Numerous travel and hospitality brands are already using AI in their search processes, as well as chatbot technology to enhance their online communications. Hilton for example, partnered with IBM’s Watson program to create an AI-powered concierge robot named “Connie”.

Guests staying at the Hilton McLean hotel in Virginia can ask Connie questions about anything from hotel information and tourist attractions, to directions for nearby restaurants.

Connie uses a mixture a natural language processing and travel information to provide personalised recommendations. Of course, this kind of technology is a long way from fully transforming the travel industry, but its making progress.



Mobile usage continues to rise. Rapid growth in smartphone penetration, as well as the shift to 5G mobile networks, has allowed for improved brand interactions with consumers and the increased availability of data.

Reporting for Skift, Euromonitor International highlights the travel industry’s adoption of mobile sales, showing that travel products have generated $2.3 trillion in sales this year alone, $280 billion of which was spent on mobile devices.

In addition, 3C Interactive’s 2017 Mobile Loyalty Report indicates that brands are already successfully bridging the gap with consumers when it comes to mobile-enabled loyalty. The study revealed that 64% of brands have seen an increase in loyalty program membership over 2016, with mobile being the biggest contributor.

Apps and greater access to personal data will continue to help personalise mobile loyalty programs. Hotels for example, regularly utilise downloadable smartphone apps that enable their reward members to check the status of their room, check-in when its ready and even use their phone as a key.

Consider mobile wallets too, where apps are integrating payments and loyalty together to create a seamless customer experience. Using this technology, brands can effectively drive more traffic with real-time, location-based offers that can be further personalised with big data.

For example, the Starbucks app offers its customers the ability to both place an order and pay for it. Reinforcing the brand as a lifestyle enhancement, the My Starbucks Rewards Program also enables its users to redeem rewards in real time.

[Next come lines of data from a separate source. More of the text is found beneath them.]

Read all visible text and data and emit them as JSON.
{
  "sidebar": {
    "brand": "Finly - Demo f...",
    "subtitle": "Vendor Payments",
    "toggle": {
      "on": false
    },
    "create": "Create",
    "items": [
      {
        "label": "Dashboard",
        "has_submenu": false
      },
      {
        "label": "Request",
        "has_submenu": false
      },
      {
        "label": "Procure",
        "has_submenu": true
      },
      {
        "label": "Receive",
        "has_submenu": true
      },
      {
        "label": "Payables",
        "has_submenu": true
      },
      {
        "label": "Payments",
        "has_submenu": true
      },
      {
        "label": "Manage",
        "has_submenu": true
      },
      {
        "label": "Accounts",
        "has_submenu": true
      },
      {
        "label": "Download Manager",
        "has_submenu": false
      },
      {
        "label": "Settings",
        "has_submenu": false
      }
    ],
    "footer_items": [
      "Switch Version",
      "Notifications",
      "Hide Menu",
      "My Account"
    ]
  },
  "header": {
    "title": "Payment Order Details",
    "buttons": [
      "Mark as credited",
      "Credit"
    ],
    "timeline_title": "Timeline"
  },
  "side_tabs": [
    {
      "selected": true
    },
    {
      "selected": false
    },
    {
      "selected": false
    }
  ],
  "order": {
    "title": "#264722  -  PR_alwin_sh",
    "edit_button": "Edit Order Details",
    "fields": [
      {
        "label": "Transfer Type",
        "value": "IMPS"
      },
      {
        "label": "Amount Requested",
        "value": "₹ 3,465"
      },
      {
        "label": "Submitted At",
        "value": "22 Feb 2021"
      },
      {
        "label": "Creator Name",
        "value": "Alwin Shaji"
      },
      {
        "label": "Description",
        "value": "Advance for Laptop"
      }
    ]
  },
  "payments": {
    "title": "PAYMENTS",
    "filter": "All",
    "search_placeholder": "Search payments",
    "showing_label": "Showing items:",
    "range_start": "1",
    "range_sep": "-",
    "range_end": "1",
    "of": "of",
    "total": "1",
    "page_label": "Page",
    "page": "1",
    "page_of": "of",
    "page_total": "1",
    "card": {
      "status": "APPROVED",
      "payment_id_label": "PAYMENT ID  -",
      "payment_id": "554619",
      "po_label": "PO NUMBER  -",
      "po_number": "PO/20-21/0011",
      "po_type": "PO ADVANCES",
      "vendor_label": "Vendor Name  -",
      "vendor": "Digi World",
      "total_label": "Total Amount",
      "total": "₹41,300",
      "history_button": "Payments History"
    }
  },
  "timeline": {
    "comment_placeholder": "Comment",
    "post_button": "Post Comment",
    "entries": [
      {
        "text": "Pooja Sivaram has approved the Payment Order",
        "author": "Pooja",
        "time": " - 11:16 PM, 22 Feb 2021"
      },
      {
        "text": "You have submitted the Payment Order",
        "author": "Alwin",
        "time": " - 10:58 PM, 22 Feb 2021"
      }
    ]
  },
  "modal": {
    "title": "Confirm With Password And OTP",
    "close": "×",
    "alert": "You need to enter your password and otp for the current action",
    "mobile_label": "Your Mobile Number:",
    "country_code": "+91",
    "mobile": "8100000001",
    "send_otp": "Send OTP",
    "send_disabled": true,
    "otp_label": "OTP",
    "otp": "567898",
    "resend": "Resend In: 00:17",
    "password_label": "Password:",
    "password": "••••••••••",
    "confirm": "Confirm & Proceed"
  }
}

Soon, mobile proximity payments will also ease the burden on consumers’ wallets by providing mobile-enabled loyalty identifiers which can help to create a frictionless checkout experience.

Transitioning traditional reward programs to an app will be a key driving force for building customer loyalty in the years to come. The convenience of using an app will help brands instil more trust through providing a consistent user experience.

As loyalty evolves, so too does the need to understand the consumer, their motivations, and the needs that drive their behaviour. Travel firms need to identify the fine line between creating a personal, emotional bond with travellers whilst optimizing the value of their transactions.